As noted (see the introduction), the previously evaluated MEDI-534 vaccine had evidence of substantial instability of the RSV F insert during replication in young children that likely reduced its immunogenicity. Analysis of shed vaccine virus demonstrated (i) mutations in the transcription termination sequence preceding the RSV F insert expected to promote read-through transcription and downregulate translation of RSV F and (ii) mutations introducing stop codons within the RSV F ORF, also expected to reduce F expression. In addition, 2.5% of the MEDI-534 clinical trial material had lost expression of RSV F during preparation in vitro. Our experience in this study and a previous study (23) is that some vector preparations indeed can have a substantial background of virus that fails to express RSV F but that this appears to be a sporadic occurrence, and most preparations have a very low background, as observed in the present study. Similarly, there occasionally was evidence of loss of expression in vivo in a small subset of specimens. There may be selective pressure favoring amplification of vector that has lost the expression of RSV F, but this appears to be a minor effect, and there was not a progressive accumulation. None of the manipulations in the present or previous study appeared to increase the frequency of inactivation of expression of the RSV F insert. Thus, while loss of expression of RSV F occurs (and certainly would be expected given the high error rate of this type of virus), it is at a relatively low level. Instability probably can be controlled by placing RSV F at the first position before the BPIV3 N gene so that no gene end signal precedes it. Also, careful monitoring can detect and exclude the sporadic loss of expression in virus preparations.

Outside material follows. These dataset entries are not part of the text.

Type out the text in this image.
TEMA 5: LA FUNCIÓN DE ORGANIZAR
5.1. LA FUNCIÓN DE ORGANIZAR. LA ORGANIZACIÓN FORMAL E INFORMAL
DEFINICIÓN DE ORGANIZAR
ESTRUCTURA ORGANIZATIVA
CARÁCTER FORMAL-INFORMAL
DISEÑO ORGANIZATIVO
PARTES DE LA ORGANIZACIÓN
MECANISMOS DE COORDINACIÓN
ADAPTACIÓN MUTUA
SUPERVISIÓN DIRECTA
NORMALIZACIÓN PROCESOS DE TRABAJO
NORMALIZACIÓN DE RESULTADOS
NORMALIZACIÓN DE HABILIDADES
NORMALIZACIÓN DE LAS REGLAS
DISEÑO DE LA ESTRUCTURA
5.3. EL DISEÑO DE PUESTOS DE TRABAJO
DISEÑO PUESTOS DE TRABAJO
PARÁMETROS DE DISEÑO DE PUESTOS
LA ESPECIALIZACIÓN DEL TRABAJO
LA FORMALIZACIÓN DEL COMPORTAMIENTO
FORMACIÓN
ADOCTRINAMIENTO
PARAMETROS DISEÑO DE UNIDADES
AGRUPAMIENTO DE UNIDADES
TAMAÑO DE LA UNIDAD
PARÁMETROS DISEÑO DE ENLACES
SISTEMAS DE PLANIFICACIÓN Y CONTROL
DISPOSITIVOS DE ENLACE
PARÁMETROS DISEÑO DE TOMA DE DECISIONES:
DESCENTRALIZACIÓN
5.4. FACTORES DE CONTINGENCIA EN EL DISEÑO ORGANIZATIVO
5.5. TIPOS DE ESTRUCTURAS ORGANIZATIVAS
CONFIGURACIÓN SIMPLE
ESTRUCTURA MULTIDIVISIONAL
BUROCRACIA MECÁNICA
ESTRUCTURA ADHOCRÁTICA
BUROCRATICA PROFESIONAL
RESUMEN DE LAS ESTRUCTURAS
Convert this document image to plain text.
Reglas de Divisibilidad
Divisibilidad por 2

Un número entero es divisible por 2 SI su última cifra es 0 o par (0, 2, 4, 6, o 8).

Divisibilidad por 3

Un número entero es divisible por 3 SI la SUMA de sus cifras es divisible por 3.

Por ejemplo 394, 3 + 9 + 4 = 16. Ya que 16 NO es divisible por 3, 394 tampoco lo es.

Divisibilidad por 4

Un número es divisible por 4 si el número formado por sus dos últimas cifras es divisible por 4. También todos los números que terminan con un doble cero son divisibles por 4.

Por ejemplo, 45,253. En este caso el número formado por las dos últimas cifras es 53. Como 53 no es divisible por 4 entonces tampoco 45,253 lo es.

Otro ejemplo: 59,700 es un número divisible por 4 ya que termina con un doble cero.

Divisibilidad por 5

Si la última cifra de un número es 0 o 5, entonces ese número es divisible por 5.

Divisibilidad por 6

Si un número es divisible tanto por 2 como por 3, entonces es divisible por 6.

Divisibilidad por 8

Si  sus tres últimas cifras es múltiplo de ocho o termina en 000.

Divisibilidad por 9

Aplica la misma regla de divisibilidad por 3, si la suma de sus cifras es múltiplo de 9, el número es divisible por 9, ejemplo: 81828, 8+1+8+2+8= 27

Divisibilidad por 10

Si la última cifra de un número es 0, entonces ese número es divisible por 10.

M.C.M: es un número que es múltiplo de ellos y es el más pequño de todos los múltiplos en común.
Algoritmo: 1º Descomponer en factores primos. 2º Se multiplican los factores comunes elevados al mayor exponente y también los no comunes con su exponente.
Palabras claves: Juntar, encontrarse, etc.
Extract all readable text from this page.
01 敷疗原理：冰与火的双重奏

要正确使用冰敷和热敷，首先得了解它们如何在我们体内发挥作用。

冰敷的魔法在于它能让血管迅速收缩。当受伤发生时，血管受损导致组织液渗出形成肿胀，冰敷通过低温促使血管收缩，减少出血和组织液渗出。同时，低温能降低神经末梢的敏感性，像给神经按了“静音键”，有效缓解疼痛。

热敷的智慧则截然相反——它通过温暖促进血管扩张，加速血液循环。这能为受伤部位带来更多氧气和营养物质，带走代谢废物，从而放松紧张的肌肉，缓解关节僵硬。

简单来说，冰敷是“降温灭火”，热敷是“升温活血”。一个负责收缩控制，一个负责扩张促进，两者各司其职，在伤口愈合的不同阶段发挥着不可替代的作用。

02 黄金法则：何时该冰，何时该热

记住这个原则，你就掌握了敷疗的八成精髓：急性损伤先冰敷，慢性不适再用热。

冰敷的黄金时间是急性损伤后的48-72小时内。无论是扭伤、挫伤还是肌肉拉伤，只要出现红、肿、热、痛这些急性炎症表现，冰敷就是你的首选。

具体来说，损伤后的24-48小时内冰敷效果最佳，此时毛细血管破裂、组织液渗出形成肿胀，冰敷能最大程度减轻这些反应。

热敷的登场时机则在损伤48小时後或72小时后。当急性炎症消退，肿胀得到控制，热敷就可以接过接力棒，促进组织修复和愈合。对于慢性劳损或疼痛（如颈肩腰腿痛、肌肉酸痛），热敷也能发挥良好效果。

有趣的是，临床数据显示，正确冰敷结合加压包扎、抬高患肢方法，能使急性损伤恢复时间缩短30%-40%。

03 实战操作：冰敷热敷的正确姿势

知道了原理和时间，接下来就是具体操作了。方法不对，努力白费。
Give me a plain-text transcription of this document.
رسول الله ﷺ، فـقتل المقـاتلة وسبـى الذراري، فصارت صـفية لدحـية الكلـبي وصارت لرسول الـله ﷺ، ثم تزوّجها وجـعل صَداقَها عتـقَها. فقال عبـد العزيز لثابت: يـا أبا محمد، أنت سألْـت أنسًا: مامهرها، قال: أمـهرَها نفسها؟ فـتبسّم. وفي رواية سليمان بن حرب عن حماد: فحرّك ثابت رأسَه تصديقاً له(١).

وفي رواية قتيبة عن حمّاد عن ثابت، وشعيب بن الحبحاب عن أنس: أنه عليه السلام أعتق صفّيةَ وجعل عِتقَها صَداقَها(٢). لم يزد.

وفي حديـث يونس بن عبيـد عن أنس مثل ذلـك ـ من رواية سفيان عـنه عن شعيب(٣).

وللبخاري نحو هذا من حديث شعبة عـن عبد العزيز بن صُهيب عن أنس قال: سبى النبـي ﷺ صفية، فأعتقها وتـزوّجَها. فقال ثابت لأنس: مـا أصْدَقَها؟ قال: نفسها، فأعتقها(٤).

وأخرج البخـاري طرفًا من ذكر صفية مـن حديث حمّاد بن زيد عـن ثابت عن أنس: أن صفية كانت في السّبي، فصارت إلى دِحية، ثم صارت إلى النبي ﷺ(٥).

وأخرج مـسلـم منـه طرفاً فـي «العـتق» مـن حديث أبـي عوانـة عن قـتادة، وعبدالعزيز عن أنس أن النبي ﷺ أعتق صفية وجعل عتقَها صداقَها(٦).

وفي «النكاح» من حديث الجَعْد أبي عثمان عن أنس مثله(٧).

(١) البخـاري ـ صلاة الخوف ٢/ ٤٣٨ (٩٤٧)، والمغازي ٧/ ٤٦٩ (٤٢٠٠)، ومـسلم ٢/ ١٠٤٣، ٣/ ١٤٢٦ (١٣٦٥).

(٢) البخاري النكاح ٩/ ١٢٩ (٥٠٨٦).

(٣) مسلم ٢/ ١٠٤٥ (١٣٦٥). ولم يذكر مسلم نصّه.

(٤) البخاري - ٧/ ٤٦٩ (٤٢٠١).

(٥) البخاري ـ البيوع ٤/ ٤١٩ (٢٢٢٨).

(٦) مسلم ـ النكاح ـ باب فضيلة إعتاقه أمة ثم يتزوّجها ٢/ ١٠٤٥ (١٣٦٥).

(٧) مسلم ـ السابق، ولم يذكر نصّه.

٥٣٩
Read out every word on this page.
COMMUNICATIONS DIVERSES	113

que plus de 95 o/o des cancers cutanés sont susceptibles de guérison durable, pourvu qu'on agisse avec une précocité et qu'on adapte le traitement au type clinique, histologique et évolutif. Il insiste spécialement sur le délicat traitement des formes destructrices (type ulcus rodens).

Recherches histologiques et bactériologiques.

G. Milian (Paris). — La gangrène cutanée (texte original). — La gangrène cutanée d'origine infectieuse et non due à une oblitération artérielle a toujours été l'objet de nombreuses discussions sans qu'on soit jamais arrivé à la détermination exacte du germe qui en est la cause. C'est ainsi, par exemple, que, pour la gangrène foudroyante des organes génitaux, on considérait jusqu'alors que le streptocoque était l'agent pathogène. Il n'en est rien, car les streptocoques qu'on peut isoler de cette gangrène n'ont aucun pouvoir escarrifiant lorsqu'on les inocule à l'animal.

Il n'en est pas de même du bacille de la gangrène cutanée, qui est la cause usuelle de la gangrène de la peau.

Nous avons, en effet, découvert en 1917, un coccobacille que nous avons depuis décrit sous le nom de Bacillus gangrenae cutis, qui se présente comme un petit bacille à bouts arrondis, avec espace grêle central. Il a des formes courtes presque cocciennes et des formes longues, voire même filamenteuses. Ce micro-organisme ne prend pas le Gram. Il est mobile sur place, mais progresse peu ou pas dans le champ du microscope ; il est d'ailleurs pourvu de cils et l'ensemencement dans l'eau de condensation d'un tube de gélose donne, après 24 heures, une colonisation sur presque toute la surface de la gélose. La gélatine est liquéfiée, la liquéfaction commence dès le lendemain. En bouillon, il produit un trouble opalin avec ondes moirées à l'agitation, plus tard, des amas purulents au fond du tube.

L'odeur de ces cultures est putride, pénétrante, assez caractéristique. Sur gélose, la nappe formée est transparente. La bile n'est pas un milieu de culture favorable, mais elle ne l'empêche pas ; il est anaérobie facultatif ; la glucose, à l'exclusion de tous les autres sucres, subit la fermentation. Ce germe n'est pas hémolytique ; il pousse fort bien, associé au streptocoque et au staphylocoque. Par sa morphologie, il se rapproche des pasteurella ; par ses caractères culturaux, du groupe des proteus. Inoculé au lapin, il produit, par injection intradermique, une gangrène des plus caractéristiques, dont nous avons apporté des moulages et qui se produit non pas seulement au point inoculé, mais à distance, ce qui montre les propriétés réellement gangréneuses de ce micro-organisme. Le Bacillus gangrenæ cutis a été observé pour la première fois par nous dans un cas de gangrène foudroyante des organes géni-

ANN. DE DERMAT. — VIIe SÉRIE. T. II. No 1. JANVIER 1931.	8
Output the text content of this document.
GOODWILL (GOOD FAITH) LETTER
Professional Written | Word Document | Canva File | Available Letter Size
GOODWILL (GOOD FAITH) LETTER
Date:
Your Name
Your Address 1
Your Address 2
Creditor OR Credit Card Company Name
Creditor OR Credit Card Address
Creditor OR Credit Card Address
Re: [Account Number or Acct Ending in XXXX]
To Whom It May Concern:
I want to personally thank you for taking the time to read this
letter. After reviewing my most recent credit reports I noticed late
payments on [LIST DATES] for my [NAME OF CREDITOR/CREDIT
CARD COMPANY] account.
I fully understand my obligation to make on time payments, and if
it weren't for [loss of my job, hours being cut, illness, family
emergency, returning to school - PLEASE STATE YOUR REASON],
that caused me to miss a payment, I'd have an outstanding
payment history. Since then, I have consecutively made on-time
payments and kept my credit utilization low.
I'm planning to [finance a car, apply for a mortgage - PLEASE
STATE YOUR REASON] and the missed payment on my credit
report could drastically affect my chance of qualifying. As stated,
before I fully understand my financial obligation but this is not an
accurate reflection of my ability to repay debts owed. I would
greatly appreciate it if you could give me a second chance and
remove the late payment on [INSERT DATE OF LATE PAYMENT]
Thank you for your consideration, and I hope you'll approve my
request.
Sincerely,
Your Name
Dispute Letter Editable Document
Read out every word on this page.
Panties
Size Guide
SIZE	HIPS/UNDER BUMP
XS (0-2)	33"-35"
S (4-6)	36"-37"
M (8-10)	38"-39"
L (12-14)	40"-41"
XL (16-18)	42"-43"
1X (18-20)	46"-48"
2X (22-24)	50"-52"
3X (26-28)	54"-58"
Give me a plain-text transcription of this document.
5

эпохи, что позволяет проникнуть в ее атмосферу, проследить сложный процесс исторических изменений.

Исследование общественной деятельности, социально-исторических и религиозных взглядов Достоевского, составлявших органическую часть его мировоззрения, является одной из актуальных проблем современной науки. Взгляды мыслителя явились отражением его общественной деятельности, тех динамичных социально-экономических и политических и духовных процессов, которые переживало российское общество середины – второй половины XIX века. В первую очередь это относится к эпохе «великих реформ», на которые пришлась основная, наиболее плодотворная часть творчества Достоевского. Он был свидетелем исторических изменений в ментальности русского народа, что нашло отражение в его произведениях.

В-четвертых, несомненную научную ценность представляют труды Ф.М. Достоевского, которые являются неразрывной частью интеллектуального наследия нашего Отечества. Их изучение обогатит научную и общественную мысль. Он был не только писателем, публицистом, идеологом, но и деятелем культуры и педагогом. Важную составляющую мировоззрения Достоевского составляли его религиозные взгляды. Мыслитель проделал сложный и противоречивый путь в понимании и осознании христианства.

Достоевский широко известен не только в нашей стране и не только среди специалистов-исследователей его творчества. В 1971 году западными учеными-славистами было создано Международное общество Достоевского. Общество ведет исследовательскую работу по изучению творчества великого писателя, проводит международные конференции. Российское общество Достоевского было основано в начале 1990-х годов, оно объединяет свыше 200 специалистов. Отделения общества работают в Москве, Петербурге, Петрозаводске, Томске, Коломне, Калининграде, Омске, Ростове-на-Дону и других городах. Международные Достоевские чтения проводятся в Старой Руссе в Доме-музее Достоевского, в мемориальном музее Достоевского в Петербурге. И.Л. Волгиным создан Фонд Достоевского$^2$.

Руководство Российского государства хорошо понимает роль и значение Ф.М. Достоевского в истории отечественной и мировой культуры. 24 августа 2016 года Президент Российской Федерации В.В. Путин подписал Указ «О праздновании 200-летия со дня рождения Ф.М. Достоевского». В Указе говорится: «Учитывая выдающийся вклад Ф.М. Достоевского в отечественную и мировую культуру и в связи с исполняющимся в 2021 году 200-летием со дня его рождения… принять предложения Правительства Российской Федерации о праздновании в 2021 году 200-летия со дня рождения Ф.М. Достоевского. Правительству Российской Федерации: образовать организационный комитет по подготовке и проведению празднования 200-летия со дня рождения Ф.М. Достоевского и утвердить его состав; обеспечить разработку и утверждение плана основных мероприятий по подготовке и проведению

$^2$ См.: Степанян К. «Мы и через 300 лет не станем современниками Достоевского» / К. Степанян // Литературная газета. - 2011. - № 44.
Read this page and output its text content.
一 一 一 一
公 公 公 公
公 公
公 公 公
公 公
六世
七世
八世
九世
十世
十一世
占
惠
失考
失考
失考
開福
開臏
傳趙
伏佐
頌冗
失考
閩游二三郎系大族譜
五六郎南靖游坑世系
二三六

In summary, we modified the rB/HPIV3-RSV F vaccine—a candidate that has previously been in clinical trials—by codon optimization, by changing the RSV F amino acid sequence to be identical to an early passage of strain A2, and by expressing stabilized prefusion and postfusion forms. The prefusion DS construct was unique among the vectors in inducing a remarkably high titer of RSV-neutralizing antibodies detected by a complement-independent assay, in sharp contrast to a construct that is very similar to the previously evaluated MEDI-534 vaccine candidate. The prefusion construct should be further developed as a pediatric RSV/HPIV3 vaccine candidate.